2020-07-01T04:00:00.574Z info VictoriaMetrics/lib/storage/index_db.go:372 indexDB "/data1/vmdata/indexdb/161B62429BB1E5B0" has been dropped
2020-07-01T04:00:00.581Z error VictoriaMetrics/lib/storage/index_db.go:2607 missing metricName by metricID 1592974931433885494; this could be the case after unclean shutdown; deleting the metricID, so it could be re-created next time
2020-07-01T04:00:00.582Z error VictoriaMetrics/lib/storage/index_db.go:2607 missing metricName by metricID 1592974931435360975; this could be the case after unclean shutdown; deleting the metricID, so it could be re-created next time
2020-07-01T04:00:00.582Z error VictoriaMetrics/lib/storage/index_db.go:2607 missing metricName by metricID 1592974931435362390; this could be the case after unclean shutdown; deleting the metricID, so it could be re-created next time
2020-07-01T04:00:00.582Z error VictoriaMetrics/lib/storage/index_db.go:2607 missing metricName by metricID 1592974931435381426; this could be the case after unclean shutdown; deleting the metricID, so it could be re-created next time
VictoriaMetrics keeps indexdb instance (inverted index for matching labels to time series) that covers -retentionPeriod. It looks like the log captured indexdb rotation, which occurs every -retentionPeriod - the /data1/vmdata/indexdb/161B62429BB1E5B0 has been substituted by /data1/vmdata/indexdb/161B62429BB1E5B2. It is likely the missing metricName by metricID error is related to a bug with handling of non-empty dmis aka a set of deleted metric ids for each indexdb instance. How many missing metricName by metricID... log lines the log contains after the indexdb rotation?
How many missing metricName by metricID... log lines the log contains after the indexdb rotation?
min logs lines is 43, and max is 306 in different nodes
and the time distribution is from 07-01 04:00(utc) to 07-01 05:57(utc)

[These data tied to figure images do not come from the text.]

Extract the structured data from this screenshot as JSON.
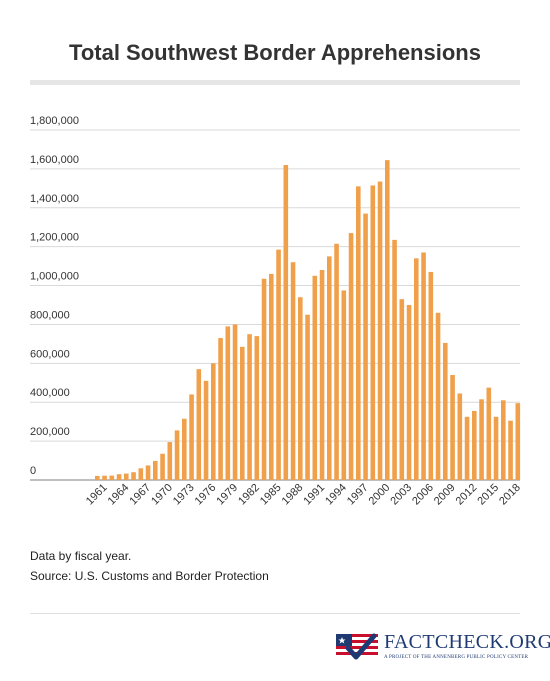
{
  "header": {
    "title": "Total Southwest Border Apprehensions"
  },
  "notes": {
    "line1": "Data by fiscal year.",
    "line2": "Source: U.S. Customs and Border Protection"
  },
  "logo": {
    "name": "FACTCHECK.ORG",
    "tagline": "A PROJECT OF THE ANNENBERG PUBLIC POLICY CENTER",
    "icon": "flag-check-icon"
  },
  "colors": {
    "bar": "#f0a04b",
    "grid": "#d9d9d9",
    "axis": "#999999",
    "text": "#333333",
    "logo_blue": "#1f3a73",
    "logo_red": "#c8102e"
  },
  "chart_data": {
    "type": "bar",
    "title": "Total Southwest Border Apprehensions",
    "xlabel": "",
    "ylabel": "",
    "ylim": [
      0,
      1800000
    ],
    "yticks": [
      0,
      200000,
      400000,
      600000,
      800000,
      1000000,
      1200000,
      1400000,
      1600000,
      1800000
    ],
    "ytick_labels": [
      "0",
      "200,000",
      "400,000",
      "600,000",
      "800,000",
      "1,000,000",
      "1,200,000",
      "1,400,000",
      "1,600,000",
      "1,800,000"
    ],
    "grid": true,
    "categories": [
      "1960",
      "1961",
      "1962",
      "1963",
      "1964",
      "1965",
      "1966",
      "1967",
      "1968",
      "1969",
      "1970",
      "1971",
      "1972",
      "1973",
      "1974",
      "1975",
      "1976",
      "1977",
      "1978",
      "1979",
      "1980",
      "1981",
      "1982",
      "1983",
      "1984",
      "1985",
      "1986",
      "1987",
      "1988",
      "1989",
      "1990",
      "1991",
      "1992",
      "1993",
      "1994",
      "1995",
      "1996",
      "1997",
      "1998",
      "1999",
      "2000",
      "2001",
      "2002",
      "2003",
      "2004",
      "2005",
      "2006",
      "2007",
      "2008",
      "2009",
      "2010",
      "2011",
      "2012",
      "2013",
      "2014",
      "2015",
      "2016",
      "2017",
      "2018"
    ],
    "x_tick_labels": [
      "1961",
      "1964",
      "1967",
      "1970",
      "1973",
      "1976",
      "1979",
      "1982",
      "1985",
      "1988",
      "1991",
      "1994",
      "1997",
      "2000",
      "2003",
      "2006",
      "2009",
      "2012",
      "2015",
      "2018"
    ],
    "values": [
      21000,
      22000,
      22500,
      30000,
      33000,
      40000,
      60000,
      75000,
      98000,
      135000,
      195000,
      255000,
      315000,
      440000,
      570000,
      510000,
      600000,
      730000,
      790000,
      800000,
      685000,
      750000,
      740000,
      1035000,
      1060000,
      1185000,
      1620000,
      1120000,
      940000,
      850000,
      1050000,
      1080000,
      1150000,
      1215000,
      975000,
      1270000,
      1510000,
      1370000,
      1515000,
      1535000,
      1645000,
      1235000,
      930000,
      900000,
      1140000,
      1170000,
      1070000,
      860000,
      705000,
      540000,
      445000,
      325000,
      355000,
      415000,
      475000,
      325000,
      410000,
      305000,
      395000
    ]
  }
}
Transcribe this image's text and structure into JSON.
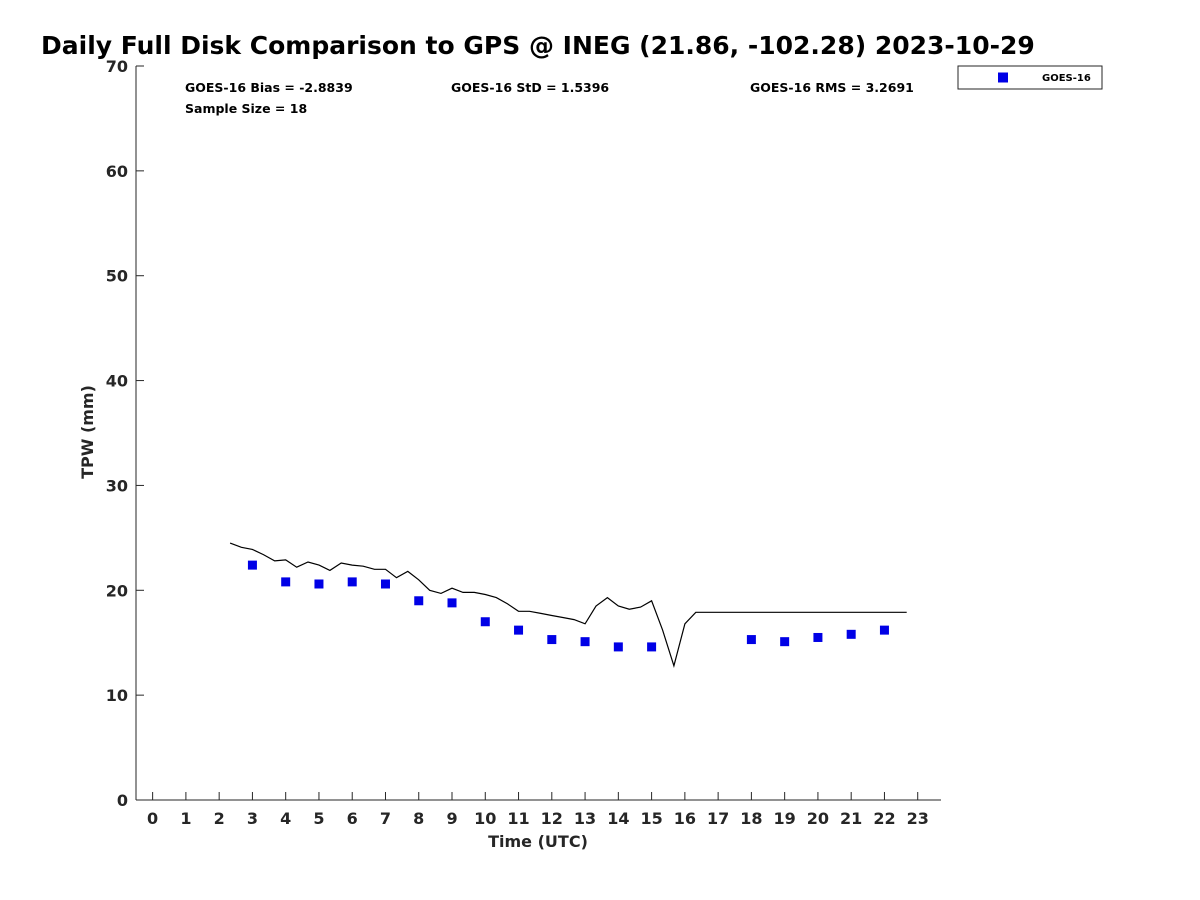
{
  "chart_data": {
    "type": "scatter",
    "title": "Daily Full Disk Comparison to GPS @ INEG (21.86, -102.28) 2023-10-29",
    "xlabel": "Time (UTC)",
    "ylabel": "TPW (mm)",
    "xlim": [
      -0.5,
      23.7
    ],
    "ylim": [
      0,
      70
    ],
    "xticks": [
      0,
      1,
      2,
      3,
      4,
      5,
      6,
      7,
      8,
      9,
      10,
      11,
      12,
      13,
      14,
      15,
      16,
      17,
      18,
      19,
      20,
      21,
      22,
      23
    ],
    "yticks": [
      0,
      10,
      20,
      30,
      40,
      50,
      60,
      70
    ],
    "grid": false,
    "legend_position": "top-right (outside plot)",
    "stats": {
      "bias": "GOES-16 Bias = -2.8839",
      "std": "GOES-16 StD = 1.5396",
      "rms": "GOES-16 RMS = 3.2691",
      "sample": "Sample Size = 18"
    },
    "series": [
      {
        "name": "GOES-16",
        "style": "markers",
        "marker": "square",
        "color": "#0000e6",
        "x": [
          3,
          4,
          5,
          6,
          7,
          8,
          9,
          10,
          11,
          12,
          13,
          14,
          15,
          18,
          19,
          20,
          21,
          22
        ],
        "y": [
          22.4,
          20.8,
          20.6,
          20.8,
          20.6,
          19.0,
          18.8,
          17.0,
          16.2,
          15.3,
          15.1,
          14.6,
          14.6,
          15.3,
          15.1,
          15.5,
          15.8,
          16.2
        ]
      },
      {
        "style": "line",
        "color": "#000000",
        "x": [
          2.33,
          2.67,
          3.0,
          3.33,
          3.67,
          4.0,
          4.33,
          4.67,
          5.0,
          5.33,
          5.67,
          6.0,
          6.33,
          6.67,
          7.0,
          7.33,
          7.67,
          8.0,
          8.33,
          8.67,
          9.0,
          9.33,
          9.67,
          10.0,
          10.33,
          10.67,
          11.0,
          11.33,
          11.67,
          12.0,
          12.33,
          12.67,
          13.0,
          13.33,
          13.67,
          14.0,
          14.33,
          14.67,
          15.0,
          15.33,
          15.67,
          16.0,
          16.33,
          16.67,
          17.0,
          17.33,
          17.67,
          18.0,
          18.33,
          18.67,
          19.0,
          19.33,
          19.67,
          20.0,
          20.33,
          20.67,
          21.0,
          21.33,
          21.67,
          22.0,
          22.33,
          22.67
        ],
        "y": [
          24.5,
          24.1,
          23.9,
          23.4,
          22.8,
          22.9,
          22.2,
          22.7,
          22.4,
          21.9,
          22.6,
          22.4,
          22.3,
          22.0,
          22.0,
          21.2,
          21.8,
          21.0,
          20.0,
          19.7,
          20.2,
          19.8,
          19.8,
          19.6,
          19.3,
          18.7,
          18.0,
          18.0,
          17.8,
          17.6,
          17.4,
          17.2,
          16.8,
          18.5,
          19.3,
          18.5,
          18.2,
          18.4,
          19.0,
          16.2,
          12.8,
          16.8,
          17.9,
          17.9,
          17.9,
          17.9,
          17.9,
          17.9,
          17.9,
          17.9,
          17.9,
          17.9,
          17.9,
          17.9,
          17.9,
          17.9,
          17.9,
          17.9,
          17.9,
          17.9,
          17.9,
          17.9
        ]
      }
    ]
  }
}
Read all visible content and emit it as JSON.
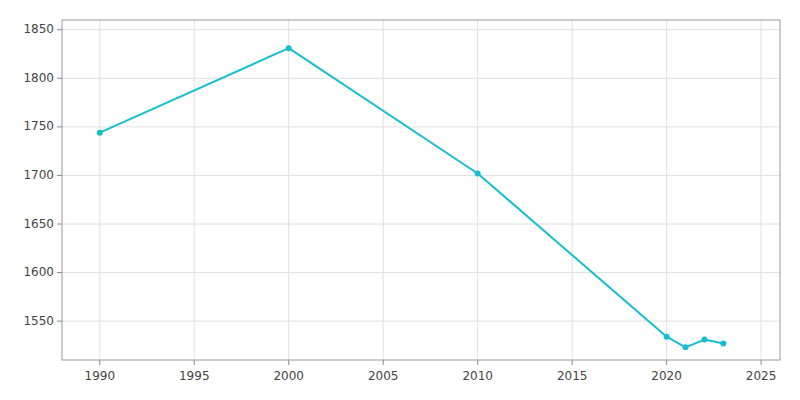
{
  "chart_data": {
    "type": "line",
    "x": [
      1990,
      2000,
      2010,
      2020,
      2021,
      2022,
      2023
    ],
    "values": [
      1744,
      1831,
      1702,
      1534,
      1523,
      1531,
      1527
    ],
    "color": "#17becf",
    "marker": "circle",
    "xlim": [
      1988,
      2026
    ],
    "ylim": [
      1510,
      1860
    ],
    "xticks": [
      1990,
      1995,
      2000,
      2005,
      2010,
      2015,
      2020,
      2025
    ],
    "yticks": [
      1550,
      1600,
      1650,
      1700,
      1750,
      1800,
      1850
    ],
    "grid": true
  }
}
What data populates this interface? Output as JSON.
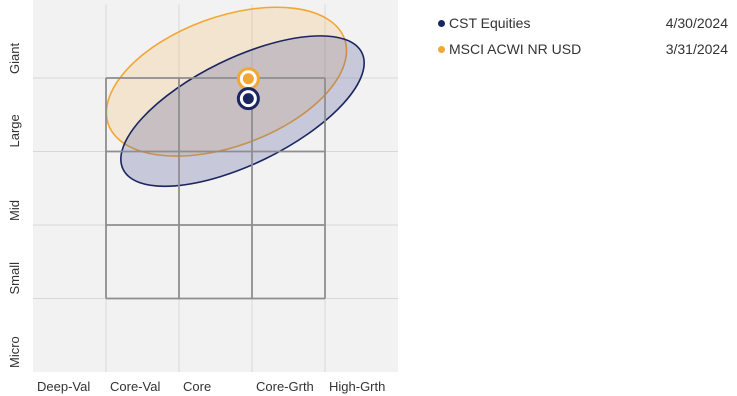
{
  "chart_data": {
    "type": "scatter",
    "title": "",
    "x_categories": [
      "Deep-Val",
      "Core-Val",
      "Core",
      "Core-Grth",
      "High-Grth"
    ],
    "y_categories": [
      "Micro",
      "Small",
      "Mid",
      "Large",
      "Giant"
    ],
    "series": [
      {
        "name": "CST Equities",
        "date": "4/30/2024",
        "color": "#1b2560",
        "point": {
          "x": 2.95,
          "y": 3.72
        },
        "ellipse": {
          "cx": 2.87,
          "cy": 3.55,
          "rx": 1.82,
          "ry": 0.72,
          "angle_deg": -26
        }
      },
      {
        "name": "MSCI ACWI NR USD",
        "date": "3/31/2024",
        "color": "#f2a633",
        "point": {
          "x": 2.95,
          "y": 3.99
        },
        "ellipse": {
          "cx": 2.65,
          "cy": 3.95,
          "rx": 1.72,
          "ry": 0.88,
          "angle_deg": -20
        }
      }
    ],
    "grid": true,
    "legend_position": "right"
  }
}
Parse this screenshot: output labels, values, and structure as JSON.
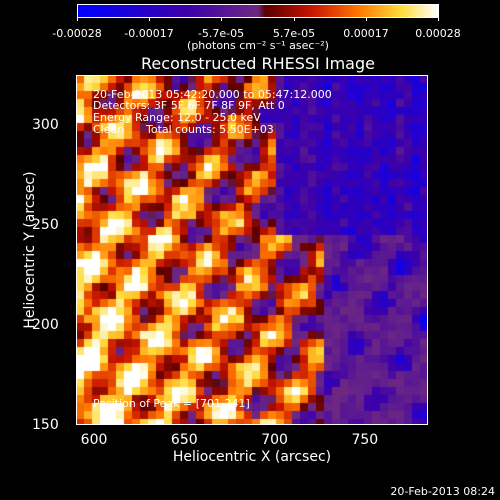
{
  "colorbar": {
    "tick_labels": [
      "-0.00028",
      "-0.00017",
      "-5.7e-05",
      "5.7e-05",
      "0.00017",
      "0.00028"
    ],
    "units": "(photons cm⁻² s⁻¹ asec⁻²)"
  },
  "chart_data": {
    "type": "heatmap",
    "title": "Reconstructed RHESSI Image",
    "xlabel": "Heliocentric X (arcsec)",
    "ylabel": "Heliocentric Y (arcsec)",
    "xlim": [
      590,
      785
    ],
    "ylim": [
      150,
      325
    ],
    "x_ticks": [
      "600",
      "650",
      "700",
      "750"
    ],
    "y_ticks": [
      "300",
      "250",
      "200",
      "150"
    ],
    "colormap": "blue-purple-red-yellow-white",
    "clim": [
      -0.00028,
      0.00028
    ],
    "peak_position": [
      701,
      241
    ]
  },
  "annotations": {
    "time_range": "20-Feb-2013 05:42:20.000 to 05:47:12.000",
    "detectors": "Detectors: 3F 5F 6F 7F 8F 9F, Att 0",
    "energy_range": "Energy Range: 12.0 - 25.0 keV",
    "method": "Clean",
    "total_counts": "Total counts: 5.50E+03",
    "peak": "Position of Peak = [701,241]"
  },
  "footer": {
    "timestamp": "20-Feb-2013 08:24"
  }
}
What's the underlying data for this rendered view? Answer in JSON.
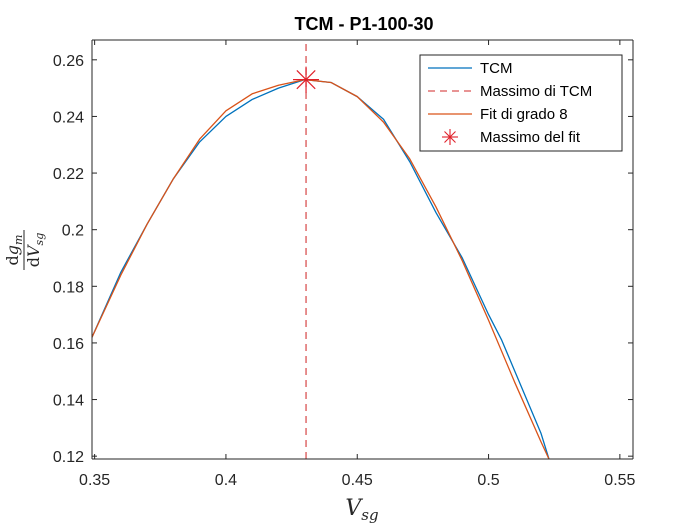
{
  "chart_data": {
    "type": "line",
    "title": "TCM - P1-100-30",
    "xlabel": {
      "main": "V",
      "sub": "sg"
    },
    "ylabel": {
      "num_d": "d",
      "num_main": "g",
      "num_sub": "m",
      "den_d": "d",
      "den_main": "V",
      "den_sub": "sg"
    },
    "xlim": [
      0.349,
      0.555
    ],
    "ylim": [
      0.119,
      0.267
    ],
    "xticks": [
      0.35,
      0.4,
      0.45,
      0.5,
      0.55
    ],
    "xtick_labels": [
      "0.35",
      "0.4",
      "0.45",
      "0.5",
      "0.55"
    ],
    "yticks": [
      0.12,
      0.14,
      0.16,
      0.18,
      0.2,
      0.22,
      0.24,
      0.26
    ],
    "ytick_labels": [
      "0.12",
      "0.14",
      "0.16",
      "0.18",
      "0.2",
      "0.22",
      "0.24",
      "0.26"
    ],
    "legend_position": "top-right",
    "series": [
      {
        "name": "TCM",
        "style": "solid",
        "color": "#0072BD",
        "x": [
          0.349,
          0.36,
          0.37,
          0.38,
          0.39,
          0.4,
          0.41,
          0.42,
          0.43,
          0.44,
          0.45,
          0.46,
          0.47,
          0.48,
          0.49,
          0.5,
          0.505,
          0.51,
          0.52,
          0.523
        ],
        "y": [
          0.162,
          0.185,
          0.202,
          0.218,
          0.231,
          0.24,
          0.246,
          0.25,
          0.253,
          0.252,
          0.247,
          0.239,
          0.224,
          0.206,
          0.19,
          0.17,
          0.161,
          0.15,
          0.128,
          0.119
        ]
      },
      {
        "name": "Massimo di TCM",
        "style": "dashed",
        "color": "#D95353",
        "x": [
          0.4305,
          0.4305
        ],
        "y": [
          0.119,
          0.267
        ]
      },
      {
        "name": "Fit di grado 8",
        "style": "solid",
        "color": "#D95319",
        "x": [
          0.349,
          0.36,
          0.37,
          0.38,
          0.39,
          0.4,
          0.41,
          0.42,
          0.43,
          0.44,
          0.45,
          0.46,
          0.47,
          0.48,
          0.49,
          0.5,
          0.51,
          0.52,
          0.523
        ],
        "y": [
          0.162,
          0.184,
          0.202,
          0.218,
          0.232,
          0.242,
          0.248,
          0.251,
          0.253,
          0.252,
          0.247,
          0.238,
          0.225,
          0.208,
          0.189,
          0.168,
          0.146,
          0.125,
          0.119
        ]
      },
      {
        "name": "Massimo del fit",
        "style": "marker",
        "marker": "asterisk",
        "color": "#E0202A",
        "x": [
          0.4305
        ],
        "y": [
          0.253
        ]
      }
    ]
  }
}
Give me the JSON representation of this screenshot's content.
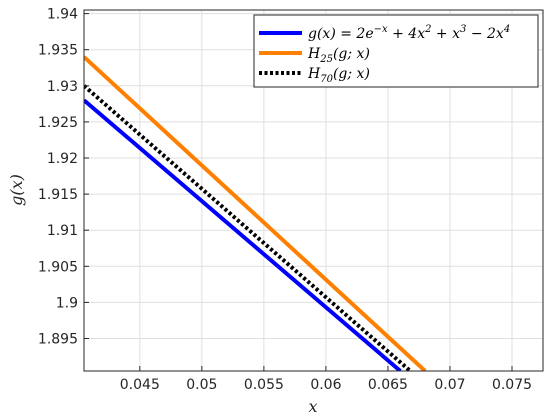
{
  "chart_data": {
    "type": "line",
    "xlabel": "x",
    "ylabel": "g(x)",
    "xlim": [
      0.0405,
      0.0775
    ],
    "ylim": [
      1.8905,
      1.9405
    ],
    "xticks": [
      0.045,
      0.05,
      0.055,
      0.06,
      0.065,
      0.07,
      0.075
    ],
    "xtick_labels": [
      "0.045",
      "0.05",
      "0.055",
      "0.06",
      "0.065",
      "0.07",
      "0.075"
    ],
    "yticks": [
      1.895,
      1.9,
      1.905,
      1.91,
      1.915,
      1.92,
      1.925,
      1.93,
      1.935,
      1.94
    ],
    "ytick_labels": [
      "1.895",
      "1.9",
      "1.905",
      "1.91",
      "1.915",
      "1.92",
      "1.925",
      "1.93",
      "1.935",
      "1.94"
    ],
    "grid": true,
    "legend_position": "top-right",
    "series": [
      {
        "name": "g(x) = 2e^{-x} + 4x^2 + x^3 - 2x^4",
        "color": "#0000ff",
        "dash": "solid",
        "x": [
          0.0405,
          0.066
        ],
        "y": [
          1.928,
          1.8905
        ]
      },
      {
        "name": "H_25(g;x)",
        "color": "#ff8000",
        "dash": "solid",
        "x": [
          0.0405,
          0.068
        ],
        "y": [
          1.934,
          1.8905
        ]
      },
      {
        "name": "H_70(g;x)",
        "color": "#000000",
        "dash": "dotted",
        "x": [
          0.0405,
          0.0668
        ],
        "y": [
          1.93,
          1.8905
        ]
      }
    ]
  }
}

@n4mine , thanks for the idea about removing dmis.Has check inside Storage.add! It has been appeared it is quite easy to implement it by just resetting MetricName->TSID cache after the deletion of time series. This guarantees that the cache won't contain entries for the deleted time series. See the commit fe58462bef9f6c211a036fa1e4f9cf3ced4b9ad4 .
@valyala
thanks a lot.
BTW, i have split cluster horizontally from 1 to 4 yesterday by namespace in our business scenario.
i will continue to observe this case until next retentionPeriod reach.
thanks again :)
FYI, the commit that removes dmis.Has calls from data ingestion path has been included in v1.38.0 release.